Another component of the “Big Data” conversation is what “big” really means. In the early days of the PLC an I/O map of 1024 inputs and 1024 outputs was considered “big”. Not so much these days. Adding 12 or 16 bit analog values to the mix of data was really taxing.
As control system technology has progressed with increasing memory density and processor throughput, the boundaries of data collection have increased exponentially. Network speeds have increased thousands of times serving data to internal and external applications with equal ease.
With the newer tools more complex functions can be easily realized. In the case of electric motors, the most valuable function would be to see the sum of the phase currents over time as load changes take place. Taking a current sample during starting for the first 20 seconds while a load is being started is typically where the data would be most informative. Storing multiple starts and creating a “normal” profile becomes a template for measuring conditions at the mechanical load. This type of data structure would be an analog data file with a known sampling rate and resolution, probably much lower density than MP3 audio.
Another important rule could be constructed looking at the current changes over time for a steady load like a fan. When the fan is running at a set speed its current should be constant. A variation of 5% or more would indicate a problem.
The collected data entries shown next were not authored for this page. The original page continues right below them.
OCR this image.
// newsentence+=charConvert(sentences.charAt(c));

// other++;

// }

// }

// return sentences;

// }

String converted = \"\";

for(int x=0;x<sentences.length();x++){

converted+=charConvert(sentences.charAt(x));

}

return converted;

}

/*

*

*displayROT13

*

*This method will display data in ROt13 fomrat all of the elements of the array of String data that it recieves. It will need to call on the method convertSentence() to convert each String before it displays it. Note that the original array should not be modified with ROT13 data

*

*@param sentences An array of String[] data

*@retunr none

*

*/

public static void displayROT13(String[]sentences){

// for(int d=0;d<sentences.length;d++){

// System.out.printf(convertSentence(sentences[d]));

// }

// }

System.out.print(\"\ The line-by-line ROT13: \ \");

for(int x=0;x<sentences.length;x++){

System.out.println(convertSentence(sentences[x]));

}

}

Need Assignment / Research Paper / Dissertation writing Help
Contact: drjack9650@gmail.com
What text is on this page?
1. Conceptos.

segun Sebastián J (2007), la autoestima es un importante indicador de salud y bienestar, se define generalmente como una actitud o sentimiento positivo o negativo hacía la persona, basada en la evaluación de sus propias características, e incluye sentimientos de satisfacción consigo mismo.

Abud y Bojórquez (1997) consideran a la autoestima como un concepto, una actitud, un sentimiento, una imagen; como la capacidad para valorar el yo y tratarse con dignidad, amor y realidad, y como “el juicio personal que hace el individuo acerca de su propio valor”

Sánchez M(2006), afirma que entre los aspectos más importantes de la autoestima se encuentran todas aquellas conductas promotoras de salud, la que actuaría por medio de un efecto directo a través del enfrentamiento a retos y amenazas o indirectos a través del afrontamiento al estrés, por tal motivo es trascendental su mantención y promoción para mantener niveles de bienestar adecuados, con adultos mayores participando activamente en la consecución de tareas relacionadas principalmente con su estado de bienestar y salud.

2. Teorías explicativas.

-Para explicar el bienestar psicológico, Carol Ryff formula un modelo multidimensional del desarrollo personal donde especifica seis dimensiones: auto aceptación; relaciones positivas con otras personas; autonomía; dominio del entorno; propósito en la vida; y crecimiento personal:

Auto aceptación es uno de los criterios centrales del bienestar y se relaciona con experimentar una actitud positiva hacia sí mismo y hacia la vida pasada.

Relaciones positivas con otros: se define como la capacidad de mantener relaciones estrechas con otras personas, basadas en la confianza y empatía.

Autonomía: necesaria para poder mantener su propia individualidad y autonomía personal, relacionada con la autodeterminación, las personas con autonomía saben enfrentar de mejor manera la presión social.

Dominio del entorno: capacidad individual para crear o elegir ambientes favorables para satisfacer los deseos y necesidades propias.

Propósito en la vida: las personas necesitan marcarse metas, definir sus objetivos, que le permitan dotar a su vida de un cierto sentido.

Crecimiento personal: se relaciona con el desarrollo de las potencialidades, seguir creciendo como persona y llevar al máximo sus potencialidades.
Sampling could be conducted periodically based on a user-defined interval. Samples that are normal can be discarded, samples that are outside the error band would signal an alarm state and would be tagged with day date and time and stored for reference.
Production floor metrics like machinery up-time and production output are extremely simple by comparison. In discrete manufacturing, every time a part is completed it simply increments a counter. Complex manufacturing that involve many steps or part traceability require time tagging as the product goes through its process steps.
Things get more complicated in highly centralized systems where coordination between large databases and remote manufacturing operations takes place. These systems involve major communications infrastructures, and in today’s slightly paranoid world, significant security measures to prevent intrusions. For large multinational companies the security frontier represents a massive investment.
The main point is that defining data structures is not quite as difficult as it seems because there is no one generalized data “superset”. What is important on the manufacturing floor is easily defined. What is important in terms of metrics that define how a business is performing is also relatively easy to define.
So big data might not be so big after all.